There’s a _really_ funny one that shows up in my neighborhood that I wish I could share.
Is it the white cube van that says Flowers By Innez on it?
My WiFi is FBI SURVEILLANCE VAN, and my WiFi extender is FBI COUNTER SURVEILLANCE VAN
[Welcome back to emptywheel. Please use the same username each time you comment so that community members get to know you. This is your second user name. Thanks. /~Rayne]
I named my wifi “NSA Listening Post”
It’s good theater. Downloading it that way tells jurors that anyone with a laptop from the local box store could just pop in to a Starbucks and download it all.
Red Scare Drug addict Joe McCarthy would be in “pigs heaven,”with all the dirt, obtained in this manner.
Think “Hoover” and sucking it all up for partisan political purposes?
So why would the “Law” hide their tracks as a criminal would try to hide their footprints?
Derrrrr…
Big Brothers are used to mentor children to be better people, not snoop like a gestapo, then hide the snooping??????
No mentor in the Whitehouse, just a maniac getting ready for more dysfunction and lies, like Benito.
“The words of the Prophets are written on the subway walls and tenement halls.”
Q. Why didn’t you download the leak from an FBI facility?
A. So, anytime actions on the internet are traceable as well as downloads, and we didn’t want to use an FBI system.
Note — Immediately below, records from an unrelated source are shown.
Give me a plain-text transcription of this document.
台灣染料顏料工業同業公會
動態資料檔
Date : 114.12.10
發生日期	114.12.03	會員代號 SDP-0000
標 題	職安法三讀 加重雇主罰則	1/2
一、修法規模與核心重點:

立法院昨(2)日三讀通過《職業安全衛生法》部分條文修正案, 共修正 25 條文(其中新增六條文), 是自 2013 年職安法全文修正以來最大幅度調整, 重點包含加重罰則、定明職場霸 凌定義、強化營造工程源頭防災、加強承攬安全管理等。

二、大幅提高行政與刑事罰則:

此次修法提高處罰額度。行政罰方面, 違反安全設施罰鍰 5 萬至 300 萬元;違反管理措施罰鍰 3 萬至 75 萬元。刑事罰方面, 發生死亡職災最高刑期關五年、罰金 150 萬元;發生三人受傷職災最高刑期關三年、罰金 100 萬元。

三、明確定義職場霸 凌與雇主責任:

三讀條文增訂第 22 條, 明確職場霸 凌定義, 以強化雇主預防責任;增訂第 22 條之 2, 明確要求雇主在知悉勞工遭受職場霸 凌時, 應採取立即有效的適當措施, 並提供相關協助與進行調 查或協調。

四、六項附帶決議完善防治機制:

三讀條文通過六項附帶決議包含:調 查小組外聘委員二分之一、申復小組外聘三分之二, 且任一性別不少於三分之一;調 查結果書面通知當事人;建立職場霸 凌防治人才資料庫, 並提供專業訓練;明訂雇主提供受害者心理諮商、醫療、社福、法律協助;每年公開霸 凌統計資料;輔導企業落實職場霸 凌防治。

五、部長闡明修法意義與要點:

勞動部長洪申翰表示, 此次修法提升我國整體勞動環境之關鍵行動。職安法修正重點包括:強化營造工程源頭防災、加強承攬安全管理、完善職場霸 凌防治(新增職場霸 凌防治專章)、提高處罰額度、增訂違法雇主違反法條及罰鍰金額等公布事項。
And given the type of information we were going to acquire, we didn’t want to use an FBI system to download the information which could then be traced back to us and potentially implicate the IP address and potentially other investigations.“
Derrrrr
Curious why Trump’s audit still isn’t complete so I googled how long it can take.
“The IRS usually has three years after you file to audit you. But there are many exceptions that give the IRS six years or longer. IRS Audit report and calculator on a desk. The three years is doubled to six if you omitted more than 25% of your income.Oct 29, 2018”
Since it’s at least 4 years since Trump said he would release his taxes after the audit, can we assume IRS found commission or other problems leading to the delay.? Anyone ?
The audit had nothing to do with releasing his taxes – the IRS pointed out, several times, that *they* can’t, but its okay for *him* to do it.
I don’t expect the IRS to release Trump’s returns. I do expect them to confirm the audit is complete. Not happening , huh?
“The audit” is Trmp’s excuse for not releasing any of his taxes. The IRS cannot legally release taxes. The taxpayer can, whether there’s an audit or not.